Hacker attack on AnyDesk: how does the company eliminate the consequences of malicious actions?

Remote access software provider AnyDesk has confirmed that a cyberattack allowed hackers to gain access to its production systems, writes TechCrunch.

Millions of IT professionals use AnyDesk software to quickly and remotely connect to other devices, often to help resolve technical issues.

On its website, the company claims to have more than 170 thousand customers, including Comcast, LG, Samsung, and Thales. However, AnyDesk has also gained popularity among hackers.

For example, the U.S. Cybersecurity and Infrastructure Security Agency (CISA) announced in January that hackers had compromised federal agencies using legitimate remote desktop software, including AnyDesk.

News of the hack began to spread on Monday, January 29. After a several-day hiatus, AnyDesk confirmed that it had “found evidence of compromised production systems.”

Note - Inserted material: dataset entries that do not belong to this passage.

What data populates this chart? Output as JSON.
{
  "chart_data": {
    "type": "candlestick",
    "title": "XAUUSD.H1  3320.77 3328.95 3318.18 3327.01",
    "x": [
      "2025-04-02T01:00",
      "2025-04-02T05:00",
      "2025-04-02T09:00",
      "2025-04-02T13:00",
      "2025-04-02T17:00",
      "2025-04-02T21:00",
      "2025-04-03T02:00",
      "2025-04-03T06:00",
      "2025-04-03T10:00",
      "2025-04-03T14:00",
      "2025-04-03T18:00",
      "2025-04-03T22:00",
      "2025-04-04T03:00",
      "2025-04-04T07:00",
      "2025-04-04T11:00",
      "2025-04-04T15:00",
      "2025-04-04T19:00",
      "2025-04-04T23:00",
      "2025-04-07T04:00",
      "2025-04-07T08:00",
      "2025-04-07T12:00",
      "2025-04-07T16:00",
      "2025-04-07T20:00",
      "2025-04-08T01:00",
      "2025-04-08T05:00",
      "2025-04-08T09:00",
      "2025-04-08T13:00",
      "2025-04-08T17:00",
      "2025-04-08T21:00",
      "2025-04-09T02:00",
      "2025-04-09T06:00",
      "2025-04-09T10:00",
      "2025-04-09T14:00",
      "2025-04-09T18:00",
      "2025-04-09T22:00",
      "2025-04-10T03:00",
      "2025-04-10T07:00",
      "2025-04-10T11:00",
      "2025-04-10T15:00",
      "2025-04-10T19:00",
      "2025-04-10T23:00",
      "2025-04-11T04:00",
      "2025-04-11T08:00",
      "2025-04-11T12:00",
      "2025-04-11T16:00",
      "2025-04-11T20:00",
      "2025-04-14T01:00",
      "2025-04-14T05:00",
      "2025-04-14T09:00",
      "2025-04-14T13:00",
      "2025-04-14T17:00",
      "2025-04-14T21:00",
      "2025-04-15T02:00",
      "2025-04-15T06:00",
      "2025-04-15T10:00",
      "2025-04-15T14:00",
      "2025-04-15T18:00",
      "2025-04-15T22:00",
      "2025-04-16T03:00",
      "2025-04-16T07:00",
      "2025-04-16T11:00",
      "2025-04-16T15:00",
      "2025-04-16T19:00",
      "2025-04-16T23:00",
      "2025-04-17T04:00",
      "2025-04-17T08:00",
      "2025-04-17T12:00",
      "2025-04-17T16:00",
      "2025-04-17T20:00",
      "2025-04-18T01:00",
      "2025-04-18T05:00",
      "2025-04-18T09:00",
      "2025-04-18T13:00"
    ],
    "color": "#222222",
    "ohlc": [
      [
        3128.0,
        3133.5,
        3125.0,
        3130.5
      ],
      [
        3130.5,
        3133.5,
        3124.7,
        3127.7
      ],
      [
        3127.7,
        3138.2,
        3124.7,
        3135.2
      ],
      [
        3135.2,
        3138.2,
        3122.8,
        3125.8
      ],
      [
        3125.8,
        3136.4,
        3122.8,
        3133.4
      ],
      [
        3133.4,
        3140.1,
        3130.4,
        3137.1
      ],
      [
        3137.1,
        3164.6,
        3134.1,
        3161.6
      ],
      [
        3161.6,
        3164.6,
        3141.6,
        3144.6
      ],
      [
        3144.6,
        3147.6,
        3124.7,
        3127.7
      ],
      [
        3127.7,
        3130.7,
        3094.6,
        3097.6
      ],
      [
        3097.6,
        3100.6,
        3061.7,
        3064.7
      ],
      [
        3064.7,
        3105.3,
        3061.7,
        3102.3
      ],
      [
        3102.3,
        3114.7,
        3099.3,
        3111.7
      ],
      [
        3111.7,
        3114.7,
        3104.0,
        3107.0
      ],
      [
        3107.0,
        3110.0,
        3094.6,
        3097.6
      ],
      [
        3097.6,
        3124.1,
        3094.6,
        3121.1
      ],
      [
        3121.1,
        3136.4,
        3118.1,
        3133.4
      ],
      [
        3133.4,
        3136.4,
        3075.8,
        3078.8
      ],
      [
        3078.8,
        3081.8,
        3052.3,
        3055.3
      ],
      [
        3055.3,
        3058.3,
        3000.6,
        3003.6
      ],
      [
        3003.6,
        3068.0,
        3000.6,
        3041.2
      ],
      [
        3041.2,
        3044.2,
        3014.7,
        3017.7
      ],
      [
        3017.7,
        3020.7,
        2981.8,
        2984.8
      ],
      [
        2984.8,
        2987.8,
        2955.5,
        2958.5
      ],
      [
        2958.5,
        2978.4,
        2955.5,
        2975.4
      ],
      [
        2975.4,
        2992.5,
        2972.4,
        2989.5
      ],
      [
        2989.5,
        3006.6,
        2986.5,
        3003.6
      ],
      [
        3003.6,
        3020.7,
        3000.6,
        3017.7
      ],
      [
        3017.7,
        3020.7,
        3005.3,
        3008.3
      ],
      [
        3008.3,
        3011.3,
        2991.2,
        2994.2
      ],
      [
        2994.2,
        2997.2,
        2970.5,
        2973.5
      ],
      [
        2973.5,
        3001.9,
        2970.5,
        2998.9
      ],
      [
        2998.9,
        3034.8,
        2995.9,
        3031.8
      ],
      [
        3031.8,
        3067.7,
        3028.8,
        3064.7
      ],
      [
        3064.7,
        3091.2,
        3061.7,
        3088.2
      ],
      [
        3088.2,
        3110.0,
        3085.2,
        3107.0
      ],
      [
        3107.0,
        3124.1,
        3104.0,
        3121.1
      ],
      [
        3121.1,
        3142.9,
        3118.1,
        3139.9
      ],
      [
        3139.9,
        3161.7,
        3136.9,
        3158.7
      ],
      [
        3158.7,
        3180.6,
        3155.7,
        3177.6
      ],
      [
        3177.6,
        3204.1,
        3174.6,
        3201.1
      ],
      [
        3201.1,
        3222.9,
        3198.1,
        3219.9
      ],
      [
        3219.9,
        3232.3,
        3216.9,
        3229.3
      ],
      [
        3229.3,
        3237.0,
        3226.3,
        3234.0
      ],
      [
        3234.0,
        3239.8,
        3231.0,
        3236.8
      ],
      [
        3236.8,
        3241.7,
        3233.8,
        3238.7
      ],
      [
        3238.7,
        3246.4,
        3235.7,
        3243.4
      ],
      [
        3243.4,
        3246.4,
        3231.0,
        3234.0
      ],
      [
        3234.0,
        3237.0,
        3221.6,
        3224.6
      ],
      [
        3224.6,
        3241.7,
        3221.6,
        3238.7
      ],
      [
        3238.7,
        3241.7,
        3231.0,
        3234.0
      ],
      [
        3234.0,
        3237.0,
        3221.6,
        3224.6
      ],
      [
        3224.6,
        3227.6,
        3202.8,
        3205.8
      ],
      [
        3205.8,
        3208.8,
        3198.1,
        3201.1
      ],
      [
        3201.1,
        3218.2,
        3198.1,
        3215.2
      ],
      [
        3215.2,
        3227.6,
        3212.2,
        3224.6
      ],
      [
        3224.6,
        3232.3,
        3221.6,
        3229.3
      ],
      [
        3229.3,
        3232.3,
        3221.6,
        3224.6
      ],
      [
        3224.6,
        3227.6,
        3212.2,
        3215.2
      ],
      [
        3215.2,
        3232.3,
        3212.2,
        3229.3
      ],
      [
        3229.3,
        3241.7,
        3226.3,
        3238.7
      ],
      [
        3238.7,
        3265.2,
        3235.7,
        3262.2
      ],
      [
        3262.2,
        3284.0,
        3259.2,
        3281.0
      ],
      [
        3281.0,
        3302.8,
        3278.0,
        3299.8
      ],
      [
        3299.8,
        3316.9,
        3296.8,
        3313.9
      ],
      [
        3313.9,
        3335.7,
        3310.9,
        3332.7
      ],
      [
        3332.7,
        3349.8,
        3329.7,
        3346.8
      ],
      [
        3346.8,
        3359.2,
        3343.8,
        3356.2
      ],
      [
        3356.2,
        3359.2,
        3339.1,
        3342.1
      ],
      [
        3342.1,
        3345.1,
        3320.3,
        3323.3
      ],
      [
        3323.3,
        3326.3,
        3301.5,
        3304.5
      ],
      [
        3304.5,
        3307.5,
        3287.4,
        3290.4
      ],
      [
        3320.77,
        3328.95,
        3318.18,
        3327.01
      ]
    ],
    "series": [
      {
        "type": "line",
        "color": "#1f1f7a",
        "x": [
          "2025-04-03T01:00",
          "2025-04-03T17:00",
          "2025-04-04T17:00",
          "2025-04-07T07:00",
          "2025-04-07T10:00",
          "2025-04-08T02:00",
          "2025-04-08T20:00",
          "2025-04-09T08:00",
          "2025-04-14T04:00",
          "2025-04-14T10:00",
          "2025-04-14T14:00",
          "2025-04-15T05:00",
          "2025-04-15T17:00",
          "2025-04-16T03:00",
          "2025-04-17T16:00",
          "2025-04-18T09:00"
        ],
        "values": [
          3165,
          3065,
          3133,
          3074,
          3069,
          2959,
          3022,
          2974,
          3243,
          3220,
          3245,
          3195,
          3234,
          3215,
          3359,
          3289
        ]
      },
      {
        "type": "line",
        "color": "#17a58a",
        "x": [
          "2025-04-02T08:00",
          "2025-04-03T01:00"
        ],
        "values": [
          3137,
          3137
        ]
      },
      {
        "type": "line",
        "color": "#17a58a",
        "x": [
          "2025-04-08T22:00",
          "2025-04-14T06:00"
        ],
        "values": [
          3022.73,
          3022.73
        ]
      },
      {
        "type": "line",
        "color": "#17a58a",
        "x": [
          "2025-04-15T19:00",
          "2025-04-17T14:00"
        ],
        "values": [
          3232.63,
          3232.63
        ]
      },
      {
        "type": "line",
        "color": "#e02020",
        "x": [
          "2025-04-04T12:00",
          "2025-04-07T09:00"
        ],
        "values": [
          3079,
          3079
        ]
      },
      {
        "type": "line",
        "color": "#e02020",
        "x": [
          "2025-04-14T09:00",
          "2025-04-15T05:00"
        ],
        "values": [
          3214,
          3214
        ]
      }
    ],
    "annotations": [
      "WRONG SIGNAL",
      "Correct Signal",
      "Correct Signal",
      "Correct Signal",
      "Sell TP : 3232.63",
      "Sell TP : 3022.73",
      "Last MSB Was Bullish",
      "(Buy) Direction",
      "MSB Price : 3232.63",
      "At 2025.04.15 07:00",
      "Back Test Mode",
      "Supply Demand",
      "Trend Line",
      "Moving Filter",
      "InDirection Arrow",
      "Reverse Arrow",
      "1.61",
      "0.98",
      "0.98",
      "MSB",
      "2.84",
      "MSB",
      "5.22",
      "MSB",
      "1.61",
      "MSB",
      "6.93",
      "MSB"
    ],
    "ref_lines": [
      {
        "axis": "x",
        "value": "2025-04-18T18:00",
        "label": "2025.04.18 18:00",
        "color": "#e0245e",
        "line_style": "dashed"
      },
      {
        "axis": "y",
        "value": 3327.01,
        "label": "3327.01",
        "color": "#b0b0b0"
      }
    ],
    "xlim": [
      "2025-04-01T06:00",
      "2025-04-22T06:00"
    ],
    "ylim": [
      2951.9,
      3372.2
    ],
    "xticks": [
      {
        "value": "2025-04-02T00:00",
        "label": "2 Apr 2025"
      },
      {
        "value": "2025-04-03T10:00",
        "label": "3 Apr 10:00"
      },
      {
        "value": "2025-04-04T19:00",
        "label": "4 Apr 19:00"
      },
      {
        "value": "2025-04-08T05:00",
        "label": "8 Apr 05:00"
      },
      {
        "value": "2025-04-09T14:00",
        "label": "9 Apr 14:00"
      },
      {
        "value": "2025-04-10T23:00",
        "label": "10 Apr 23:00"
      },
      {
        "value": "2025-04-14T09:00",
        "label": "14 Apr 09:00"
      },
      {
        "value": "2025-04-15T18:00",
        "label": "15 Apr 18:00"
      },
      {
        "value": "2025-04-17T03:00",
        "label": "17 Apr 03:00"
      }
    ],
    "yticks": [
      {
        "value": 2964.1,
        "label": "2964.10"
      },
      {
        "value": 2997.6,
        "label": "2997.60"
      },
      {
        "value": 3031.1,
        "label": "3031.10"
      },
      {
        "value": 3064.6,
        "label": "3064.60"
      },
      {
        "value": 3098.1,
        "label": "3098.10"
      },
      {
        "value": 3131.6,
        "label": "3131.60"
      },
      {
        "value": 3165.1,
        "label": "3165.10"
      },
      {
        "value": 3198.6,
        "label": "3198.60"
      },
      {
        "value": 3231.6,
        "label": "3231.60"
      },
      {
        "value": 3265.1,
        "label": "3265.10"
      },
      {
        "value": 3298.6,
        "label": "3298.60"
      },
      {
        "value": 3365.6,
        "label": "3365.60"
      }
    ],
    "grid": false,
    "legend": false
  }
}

As part of its response to the incident, the company invalidated all passwords to its web portal, revoked security-related certificates, and took other remedial measures. AnyDesk stated that the incident was not related to ransomware, but did not disclose the specific nature of the cyberattack.

The company also said there was no evidence that end-user systems were affected. At the same time, it urged users to make sure they are using the latest version of the software with a new code signing certificate.

AnyDesk has already faced criticism for its response to the cyberattack. The fact is that in the first days, the company claimed to be undergoing “maintenance.” And only on the eve of the weekend did it confirm the cyberattack.